Why Mazda is pitching this at fleets first
Mazda UK has been introducing the 6e to fleet decision-makers ahead of the consumer launch, presenting the car to around 30 leasing companies and more than 120 business customers in the months before deliveries began, alongside an appearance at the Great British Fleet Event. That sequencing makes sense given the numbers above: the combination of a sub-£40,000 price, no VED supplement and a class-leading predicted residual value is a stronger pitch to company car and salary sacrifice buyers, who weigh Benefit-in-Kind tax and total cost of ownership closely, than to private buyers comparing badges. Business buyers considering the 6e alongside the iX3 or EX60 should run the VED difference through their own total cost of ownership models rather than treating it as a rounding error.
Disclaimer: Kael Tripton is an independent publisher. This article is a factual record of a product launch, not a recommendation. Figures including PCP illustrations are worked examples only, not financial advice or a specific finance offer, and Kael Tripton is not a lender or credit broker. Rates, prices and terms are verified at the date shown and may change at any time; always confirm directly with the manufacturer or a qualified adviser before applying. Kael Tripton receives no commission from any provider named in this article.
Frequently asked questions
How much does the Mazda 6e cost in the UK?
From £38,995 for the Takumi trim, rising to £39,995 for Takumi Plus. Both are on-the-road prices for the single UK battery specification.
Does the UK Mazda 6e come with two battery options?

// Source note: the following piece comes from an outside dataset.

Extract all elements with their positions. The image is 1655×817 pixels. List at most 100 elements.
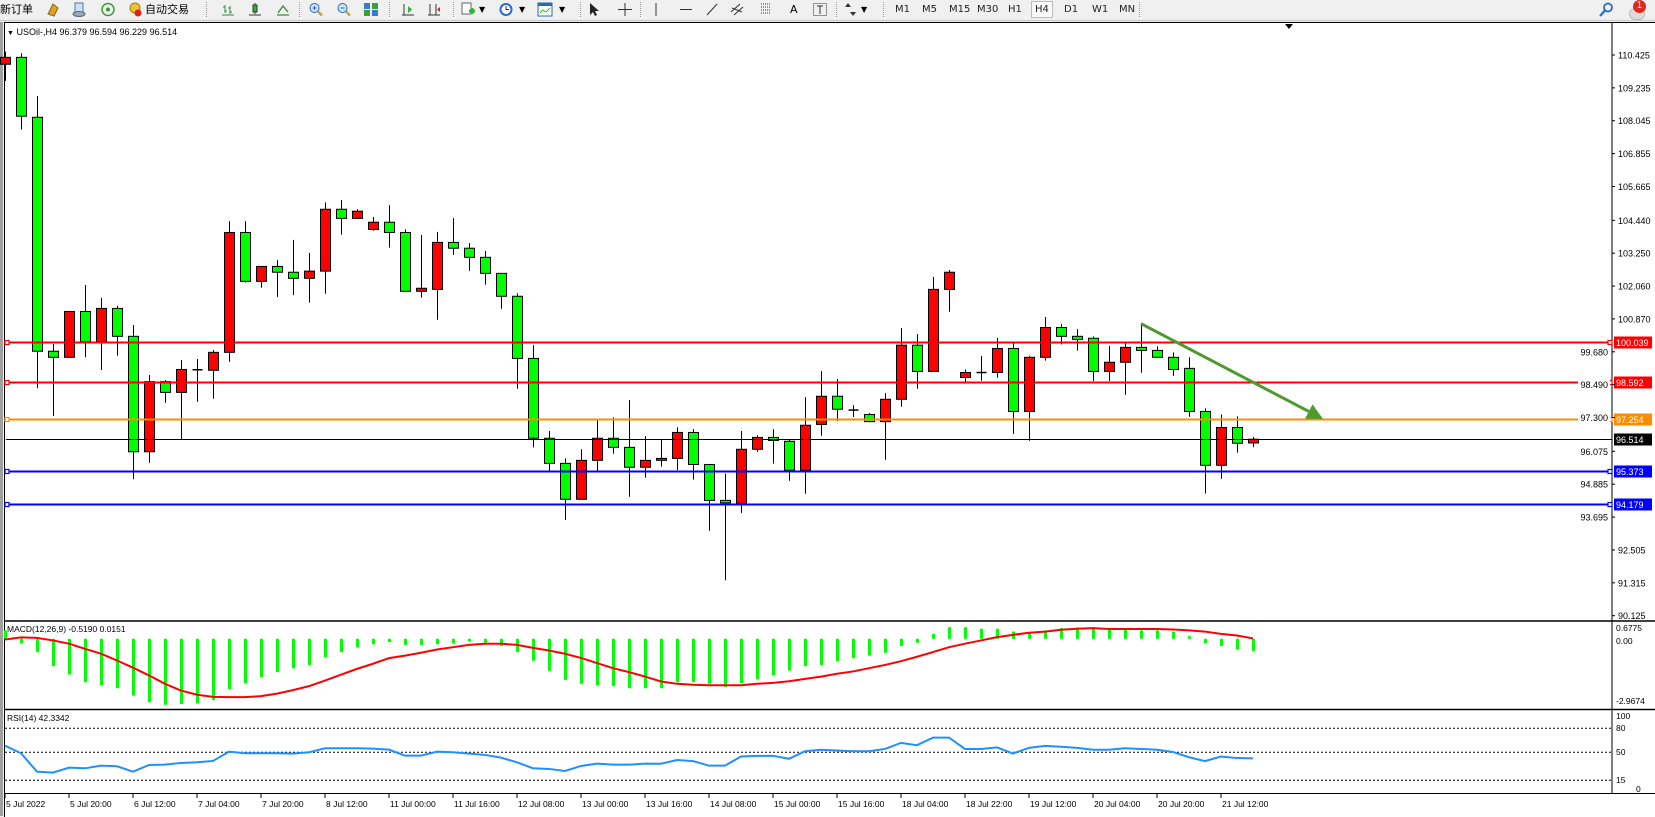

No. Despite some launch coverage assuming the same two-battery choice offered in mainland Europe, Mazda's confirmed UK specification is a single 78kWh LFP battery giving 348 miles WLTP range.
Does the Mazda 6e pay the expensive car VED supplement?
No. Both UK trims sit under the £50,000 threshold that triggers the supplement for electric cars, so 6e owners pay only the standard £200 VED rate from year two, unlike the BMW iX3 or Volvo EX60.
What insurance group is the Mazda 6e?
Not yet published, as it is a brand new model. The outgoing petrol Mazda 6 ranged from group 16 to 32, but this is not a reliable predictor for an electric equivalent.
How does the Mazda 6e's residual value compare with rivals?
April 2026 CAP Gold Book data credits the 6e with a class-leading predicted 58.3% three-year residual value, ahead of the Tesla Model 3, BYD Seal, Polestar 2 and Volkswagen ID.7.
Sources
Mazda6e UK price and specification · GOV.UK vehicle tax for electric and low emission vehicles. Verified 10 July 2026.